The drawing-room of the mansion was of the amplest size, and contained some of the finest specimens of the taste and workmanship of
JACKSON AND GRAHAM,
enumerating Or-molu tables—escritoires—rosewood chairs richly inlaid—richly coloured
AXMINSTER CARPET,
and sofas covered with figured satin.
["That will do," said Jack. "Now go on with the book."]
But while the company were engaged in detached groups, waiting the signal for proceeding into the great hall, where the ceremony was to be performed by special license, Lord Berville sent a message to the Countess, that he wished to say a few words to Lady Alice, in the library, before the commencement of the ceremony that was to make him the happiest of men. He waited impatiently, and in a few minutes the bride appeared, radiant in joy and beauty. She started, when she saw seated beside him a beautiful young woman, plainly, but richly drest. They rose when Lady Alice appeared.
"Dearest Alice," said Berville, "I have told you that there was a person in this neighbourhood to whom my gratitude was unbounded, and who, I hope, has now an equal claim on yours, for she is the saviour of my life."
"Indeed?"
"Let it be a secret between us three," continued Berville; "but you agree with me, my friend," he said, turning to the stranger, "that there should be no reserve between a man and his wife. I told you, Alice, when we were at Rome, the story of an adventure I had on Barnley Wold, and of the heroic conduct of a young girl. In this lady you see her. She is now the wife of the vicar of my parish, and I trust will be a friend of both of us."
Lady Alice threw her arms round Janet's neck, and said, "I know it all; we shall be friends; and nothing makes one so happy as to know we shall be so near each other."
"Ah, madam, you know not how deeply I am indebted to his lordship's mother, for all her kindness, or how overpaid all my services are by the happiness of this moment."
"And now, having made you thus acquainted, I must ask you, my kind friend, to hurry Lady Alice to the great hall, where your husband, I trust, is waiting to tie the indissoluble band."
A joyous shout from the tenants assembled in the outer court, who became impatient for the appearance of the happy pair, gave evidence of the near approach of the happy moment, and Janet and Lady Alice hurried from the room. Lord Berville rang the bell. His servant appeared, being no other than our old acquaintance George, now softened by a year's sojourn in a foreign land.
"George," said Lord Berville, "no one in the earth knows your position; from this hour, therefore, you cease to be my servant, and are the steward of my Lincolnshire estate. Your uncle's fate is unknown?"
"His fate is known, my lord, that he died by his own hand in the hut on Barnley Wold; but his crimes are undiscovered."
"Be it so; let them be alluded to between us no more. Your cousin Janet is the happy wife of my friend and chaplain; and I am delighted to show my appreciation of her nobleness and purity, by all the kindness I can bestow on her relations.
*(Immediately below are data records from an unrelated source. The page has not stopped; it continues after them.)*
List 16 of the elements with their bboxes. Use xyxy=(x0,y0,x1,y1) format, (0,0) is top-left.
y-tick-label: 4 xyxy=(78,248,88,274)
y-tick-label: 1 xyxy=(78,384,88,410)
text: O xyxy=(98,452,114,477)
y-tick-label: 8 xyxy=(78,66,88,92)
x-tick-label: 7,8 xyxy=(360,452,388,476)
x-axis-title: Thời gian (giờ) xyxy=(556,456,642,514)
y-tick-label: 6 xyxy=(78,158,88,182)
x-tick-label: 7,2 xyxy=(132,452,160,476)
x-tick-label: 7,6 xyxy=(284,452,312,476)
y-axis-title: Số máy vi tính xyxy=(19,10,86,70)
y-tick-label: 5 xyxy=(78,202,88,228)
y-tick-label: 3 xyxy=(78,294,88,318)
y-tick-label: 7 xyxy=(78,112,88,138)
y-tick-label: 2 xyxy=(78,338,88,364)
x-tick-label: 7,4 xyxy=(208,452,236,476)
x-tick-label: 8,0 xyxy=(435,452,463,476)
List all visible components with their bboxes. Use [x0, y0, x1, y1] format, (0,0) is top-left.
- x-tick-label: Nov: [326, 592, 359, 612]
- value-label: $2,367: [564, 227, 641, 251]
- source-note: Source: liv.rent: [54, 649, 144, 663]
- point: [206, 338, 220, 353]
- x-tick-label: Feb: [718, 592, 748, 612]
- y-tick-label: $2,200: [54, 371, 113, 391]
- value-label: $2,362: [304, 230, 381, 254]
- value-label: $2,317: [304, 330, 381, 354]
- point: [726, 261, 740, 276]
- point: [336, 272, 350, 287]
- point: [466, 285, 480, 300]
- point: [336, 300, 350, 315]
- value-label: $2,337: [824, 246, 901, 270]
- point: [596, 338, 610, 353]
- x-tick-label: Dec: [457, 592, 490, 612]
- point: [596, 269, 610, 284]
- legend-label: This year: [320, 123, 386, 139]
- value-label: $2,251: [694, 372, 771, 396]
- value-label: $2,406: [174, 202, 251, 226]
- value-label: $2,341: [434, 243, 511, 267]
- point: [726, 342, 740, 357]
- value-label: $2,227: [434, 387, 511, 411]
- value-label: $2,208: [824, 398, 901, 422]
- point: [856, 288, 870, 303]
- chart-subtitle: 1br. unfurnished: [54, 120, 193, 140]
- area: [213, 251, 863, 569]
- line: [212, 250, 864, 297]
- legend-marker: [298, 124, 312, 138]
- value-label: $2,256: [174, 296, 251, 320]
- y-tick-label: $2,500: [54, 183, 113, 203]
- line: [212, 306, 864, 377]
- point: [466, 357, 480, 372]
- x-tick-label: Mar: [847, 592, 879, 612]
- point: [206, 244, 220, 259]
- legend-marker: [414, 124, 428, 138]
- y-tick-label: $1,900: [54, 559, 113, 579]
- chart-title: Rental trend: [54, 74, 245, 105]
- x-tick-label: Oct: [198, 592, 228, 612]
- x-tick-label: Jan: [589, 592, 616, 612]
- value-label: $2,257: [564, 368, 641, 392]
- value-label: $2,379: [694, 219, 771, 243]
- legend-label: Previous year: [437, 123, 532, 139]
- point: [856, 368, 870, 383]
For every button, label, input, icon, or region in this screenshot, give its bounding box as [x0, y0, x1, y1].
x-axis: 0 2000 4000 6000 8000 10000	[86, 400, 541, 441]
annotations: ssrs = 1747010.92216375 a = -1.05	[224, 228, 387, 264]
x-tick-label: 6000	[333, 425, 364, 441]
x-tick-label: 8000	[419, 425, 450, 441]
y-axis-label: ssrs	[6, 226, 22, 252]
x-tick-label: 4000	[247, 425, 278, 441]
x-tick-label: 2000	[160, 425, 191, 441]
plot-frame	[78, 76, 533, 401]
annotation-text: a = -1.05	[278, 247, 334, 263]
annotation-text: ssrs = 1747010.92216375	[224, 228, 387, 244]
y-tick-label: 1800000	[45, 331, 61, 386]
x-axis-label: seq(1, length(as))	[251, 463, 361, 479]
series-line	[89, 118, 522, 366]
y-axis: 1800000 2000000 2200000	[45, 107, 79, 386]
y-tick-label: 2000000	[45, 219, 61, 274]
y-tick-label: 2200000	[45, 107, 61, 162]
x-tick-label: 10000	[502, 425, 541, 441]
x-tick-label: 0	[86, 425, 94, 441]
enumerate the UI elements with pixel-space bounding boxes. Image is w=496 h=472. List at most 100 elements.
Go down to Lincolnshire, Mr Andrews," said his lordship, shaking hands with George, "and when you are installed in the mansion-house, write to me; and now, farewell."
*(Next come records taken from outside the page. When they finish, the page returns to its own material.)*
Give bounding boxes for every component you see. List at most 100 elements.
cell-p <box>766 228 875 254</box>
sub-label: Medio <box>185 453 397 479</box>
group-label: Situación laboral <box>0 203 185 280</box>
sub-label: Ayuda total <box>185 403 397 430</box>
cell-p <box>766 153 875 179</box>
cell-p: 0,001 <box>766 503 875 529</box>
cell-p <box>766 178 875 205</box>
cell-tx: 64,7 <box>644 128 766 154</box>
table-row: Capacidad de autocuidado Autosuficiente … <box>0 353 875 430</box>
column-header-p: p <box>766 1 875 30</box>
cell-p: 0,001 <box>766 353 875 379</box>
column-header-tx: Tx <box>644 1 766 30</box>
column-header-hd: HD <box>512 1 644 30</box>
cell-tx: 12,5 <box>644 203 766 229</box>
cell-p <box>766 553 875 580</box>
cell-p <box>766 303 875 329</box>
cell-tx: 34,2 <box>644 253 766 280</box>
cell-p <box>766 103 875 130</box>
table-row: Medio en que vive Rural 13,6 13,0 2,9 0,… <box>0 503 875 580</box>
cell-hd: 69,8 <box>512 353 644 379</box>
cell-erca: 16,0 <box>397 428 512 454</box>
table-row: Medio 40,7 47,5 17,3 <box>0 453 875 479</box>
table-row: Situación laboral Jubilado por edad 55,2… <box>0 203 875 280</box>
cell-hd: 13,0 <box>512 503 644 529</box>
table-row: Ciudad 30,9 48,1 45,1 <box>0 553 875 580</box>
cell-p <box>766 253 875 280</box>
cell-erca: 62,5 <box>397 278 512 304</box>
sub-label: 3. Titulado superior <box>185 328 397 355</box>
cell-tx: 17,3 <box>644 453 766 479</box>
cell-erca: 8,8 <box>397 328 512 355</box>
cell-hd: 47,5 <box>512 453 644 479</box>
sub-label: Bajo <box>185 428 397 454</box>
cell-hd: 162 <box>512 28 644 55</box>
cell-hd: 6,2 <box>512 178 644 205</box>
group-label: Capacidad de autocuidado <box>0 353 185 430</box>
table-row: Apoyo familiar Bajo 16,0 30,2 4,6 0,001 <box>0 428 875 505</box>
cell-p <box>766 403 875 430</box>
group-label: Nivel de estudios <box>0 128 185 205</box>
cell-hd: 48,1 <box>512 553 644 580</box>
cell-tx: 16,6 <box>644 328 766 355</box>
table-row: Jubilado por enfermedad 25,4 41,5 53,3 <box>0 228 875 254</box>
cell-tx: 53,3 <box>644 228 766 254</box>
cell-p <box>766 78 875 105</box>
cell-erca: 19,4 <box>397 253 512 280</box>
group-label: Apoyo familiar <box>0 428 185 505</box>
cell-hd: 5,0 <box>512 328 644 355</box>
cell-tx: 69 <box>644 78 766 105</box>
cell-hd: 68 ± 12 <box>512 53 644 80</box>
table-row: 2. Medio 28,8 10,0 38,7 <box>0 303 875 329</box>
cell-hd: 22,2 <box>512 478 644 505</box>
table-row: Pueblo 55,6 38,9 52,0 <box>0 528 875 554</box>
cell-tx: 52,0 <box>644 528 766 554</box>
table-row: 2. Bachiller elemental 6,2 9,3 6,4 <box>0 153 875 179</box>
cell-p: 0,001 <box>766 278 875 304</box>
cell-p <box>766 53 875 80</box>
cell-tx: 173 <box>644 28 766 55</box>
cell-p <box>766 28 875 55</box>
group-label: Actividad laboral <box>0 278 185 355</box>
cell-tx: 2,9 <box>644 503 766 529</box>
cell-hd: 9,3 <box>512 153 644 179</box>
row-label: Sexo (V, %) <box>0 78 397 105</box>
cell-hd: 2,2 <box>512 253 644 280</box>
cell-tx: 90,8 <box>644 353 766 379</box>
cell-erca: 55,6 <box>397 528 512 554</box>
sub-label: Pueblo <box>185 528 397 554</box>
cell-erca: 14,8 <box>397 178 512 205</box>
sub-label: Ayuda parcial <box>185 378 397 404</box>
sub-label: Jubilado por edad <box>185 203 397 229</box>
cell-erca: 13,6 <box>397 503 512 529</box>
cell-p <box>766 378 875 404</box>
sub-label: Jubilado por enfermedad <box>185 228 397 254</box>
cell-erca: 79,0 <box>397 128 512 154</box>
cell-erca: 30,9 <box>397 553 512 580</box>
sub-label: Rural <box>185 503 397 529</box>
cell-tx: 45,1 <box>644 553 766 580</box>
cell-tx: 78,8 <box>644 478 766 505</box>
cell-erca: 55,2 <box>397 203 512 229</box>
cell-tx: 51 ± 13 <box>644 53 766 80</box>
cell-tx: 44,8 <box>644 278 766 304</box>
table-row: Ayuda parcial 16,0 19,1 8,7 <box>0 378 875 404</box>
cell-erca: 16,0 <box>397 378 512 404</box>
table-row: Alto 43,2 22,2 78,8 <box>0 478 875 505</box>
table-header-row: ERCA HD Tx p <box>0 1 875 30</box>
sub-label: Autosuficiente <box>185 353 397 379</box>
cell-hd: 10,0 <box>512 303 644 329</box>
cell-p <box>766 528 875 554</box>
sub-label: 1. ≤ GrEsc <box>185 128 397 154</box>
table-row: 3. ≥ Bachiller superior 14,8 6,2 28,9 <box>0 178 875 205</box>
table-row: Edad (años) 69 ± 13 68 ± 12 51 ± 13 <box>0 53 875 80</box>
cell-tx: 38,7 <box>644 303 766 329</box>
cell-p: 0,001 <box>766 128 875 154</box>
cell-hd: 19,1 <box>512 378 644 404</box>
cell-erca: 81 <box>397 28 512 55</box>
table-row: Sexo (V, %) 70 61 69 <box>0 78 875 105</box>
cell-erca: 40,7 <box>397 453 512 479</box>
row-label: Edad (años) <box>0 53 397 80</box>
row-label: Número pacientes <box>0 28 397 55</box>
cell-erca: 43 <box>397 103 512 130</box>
It is difficult to say whose heart was most filled with joy on this eventful day. Lady Matilda, now happily married to Lord Merilands of the Guards, and the lovely Lady Mary Rosely, (shortly to be united to the young Earl of Gallowdale,) were pleased at the happiness of their friends; and certainly no prayer seemed to be more likely to receive its accomplishment than that which was poured forth, amidst the ringing of bells and the pealing of cannon, for the health and prosperity of Lord and Lady Berville.
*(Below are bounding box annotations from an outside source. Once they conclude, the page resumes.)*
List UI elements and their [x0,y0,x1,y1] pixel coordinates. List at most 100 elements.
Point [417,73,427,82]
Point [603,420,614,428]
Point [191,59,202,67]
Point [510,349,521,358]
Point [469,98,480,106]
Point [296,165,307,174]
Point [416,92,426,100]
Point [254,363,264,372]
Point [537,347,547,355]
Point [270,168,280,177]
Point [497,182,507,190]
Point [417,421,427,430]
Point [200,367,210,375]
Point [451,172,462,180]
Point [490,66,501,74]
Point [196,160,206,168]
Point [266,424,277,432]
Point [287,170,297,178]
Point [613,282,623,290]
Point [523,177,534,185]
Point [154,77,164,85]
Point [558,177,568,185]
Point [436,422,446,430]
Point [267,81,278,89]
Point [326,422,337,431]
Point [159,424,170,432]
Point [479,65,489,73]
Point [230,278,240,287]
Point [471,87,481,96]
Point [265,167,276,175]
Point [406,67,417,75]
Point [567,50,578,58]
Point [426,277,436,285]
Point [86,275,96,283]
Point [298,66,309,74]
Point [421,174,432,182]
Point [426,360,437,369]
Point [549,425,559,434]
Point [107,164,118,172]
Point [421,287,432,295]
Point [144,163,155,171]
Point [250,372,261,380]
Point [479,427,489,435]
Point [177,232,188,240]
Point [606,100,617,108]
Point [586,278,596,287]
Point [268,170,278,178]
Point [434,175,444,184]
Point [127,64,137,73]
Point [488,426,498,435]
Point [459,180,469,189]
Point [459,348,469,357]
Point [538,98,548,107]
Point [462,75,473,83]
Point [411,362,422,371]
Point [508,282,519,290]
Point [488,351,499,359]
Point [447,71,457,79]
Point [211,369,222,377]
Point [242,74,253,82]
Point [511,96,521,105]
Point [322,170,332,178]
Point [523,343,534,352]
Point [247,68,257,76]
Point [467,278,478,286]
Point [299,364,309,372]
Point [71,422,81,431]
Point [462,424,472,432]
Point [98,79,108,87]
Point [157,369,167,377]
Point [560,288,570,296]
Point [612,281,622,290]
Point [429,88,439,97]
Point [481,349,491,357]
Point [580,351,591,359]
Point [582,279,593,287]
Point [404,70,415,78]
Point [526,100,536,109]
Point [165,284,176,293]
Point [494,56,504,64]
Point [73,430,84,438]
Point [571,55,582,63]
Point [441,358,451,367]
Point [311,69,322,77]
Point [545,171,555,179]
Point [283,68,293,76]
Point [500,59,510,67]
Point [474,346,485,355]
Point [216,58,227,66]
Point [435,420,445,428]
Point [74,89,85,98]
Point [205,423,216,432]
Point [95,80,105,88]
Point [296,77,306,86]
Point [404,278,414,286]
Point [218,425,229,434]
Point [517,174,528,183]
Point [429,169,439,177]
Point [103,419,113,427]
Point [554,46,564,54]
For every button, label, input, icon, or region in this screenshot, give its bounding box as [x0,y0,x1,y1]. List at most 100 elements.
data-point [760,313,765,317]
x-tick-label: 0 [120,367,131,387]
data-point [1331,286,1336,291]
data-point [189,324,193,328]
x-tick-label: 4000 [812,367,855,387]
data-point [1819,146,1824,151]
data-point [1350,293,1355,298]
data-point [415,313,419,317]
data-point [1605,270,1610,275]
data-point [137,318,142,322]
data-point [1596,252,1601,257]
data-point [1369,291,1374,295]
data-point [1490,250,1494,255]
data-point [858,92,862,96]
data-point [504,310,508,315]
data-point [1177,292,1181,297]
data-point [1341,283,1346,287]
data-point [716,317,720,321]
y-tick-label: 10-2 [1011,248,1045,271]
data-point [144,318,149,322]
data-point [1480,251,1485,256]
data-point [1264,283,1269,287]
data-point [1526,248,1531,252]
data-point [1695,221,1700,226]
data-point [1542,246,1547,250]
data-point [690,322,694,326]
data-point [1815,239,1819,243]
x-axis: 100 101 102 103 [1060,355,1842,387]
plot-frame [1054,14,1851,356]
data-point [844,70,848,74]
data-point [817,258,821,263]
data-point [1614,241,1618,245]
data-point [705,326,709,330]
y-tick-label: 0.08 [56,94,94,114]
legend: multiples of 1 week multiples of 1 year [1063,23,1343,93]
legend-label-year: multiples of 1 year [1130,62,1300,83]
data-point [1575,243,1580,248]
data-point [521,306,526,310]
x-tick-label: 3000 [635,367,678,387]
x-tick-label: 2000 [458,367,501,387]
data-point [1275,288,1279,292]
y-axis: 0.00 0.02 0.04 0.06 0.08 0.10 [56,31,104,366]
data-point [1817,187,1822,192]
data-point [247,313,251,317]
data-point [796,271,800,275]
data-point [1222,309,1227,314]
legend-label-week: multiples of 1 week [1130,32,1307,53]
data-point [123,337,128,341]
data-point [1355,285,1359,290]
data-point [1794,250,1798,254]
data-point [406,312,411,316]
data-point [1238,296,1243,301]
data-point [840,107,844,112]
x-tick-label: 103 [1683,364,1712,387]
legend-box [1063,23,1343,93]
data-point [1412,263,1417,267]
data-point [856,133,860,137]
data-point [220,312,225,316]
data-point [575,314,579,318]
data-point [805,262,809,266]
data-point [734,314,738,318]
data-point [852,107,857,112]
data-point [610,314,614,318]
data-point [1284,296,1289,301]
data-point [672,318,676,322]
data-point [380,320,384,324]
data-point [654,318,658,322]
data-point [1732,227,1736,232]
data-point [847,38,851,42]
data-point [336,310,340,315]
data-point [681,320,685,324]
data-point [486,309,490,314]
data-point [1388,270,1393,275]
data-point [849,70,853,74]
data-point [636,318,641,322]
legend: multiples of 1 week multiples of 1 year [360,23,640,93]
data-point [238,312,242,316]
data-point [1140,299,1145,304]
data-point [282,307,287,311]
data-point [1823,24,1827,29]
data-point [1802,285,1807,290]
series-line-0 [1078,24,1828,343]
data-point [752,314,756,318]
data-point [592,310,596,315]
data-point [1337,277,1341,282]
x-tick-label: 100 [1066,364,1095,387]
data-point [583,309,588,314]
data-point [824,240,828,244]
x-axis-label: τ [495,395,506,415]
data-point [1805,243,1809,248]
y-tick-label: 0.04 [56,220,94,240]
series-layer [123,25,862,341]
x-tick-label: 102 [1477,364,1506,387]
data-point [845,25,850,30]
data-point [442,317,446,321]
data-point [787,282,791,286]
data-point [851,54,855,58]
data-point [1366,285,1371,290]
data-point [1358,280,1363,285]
Jack Stuart sat, with his eyes turned up to the ceiling, as if he were listening to the music of the spheres.
"The best novel I have ever read!" he exclaimed; "and now, all I have got to do is to get it copied fairly out, dedicate it to Lord William Lennox or Mr Henry Bulwer, and get my five or six hundred guineas. It is a capital thing to lose on the Derby; for unless I had been drawn for the hundred and fifty, I don't think the dovetail novel would ever have come into my head."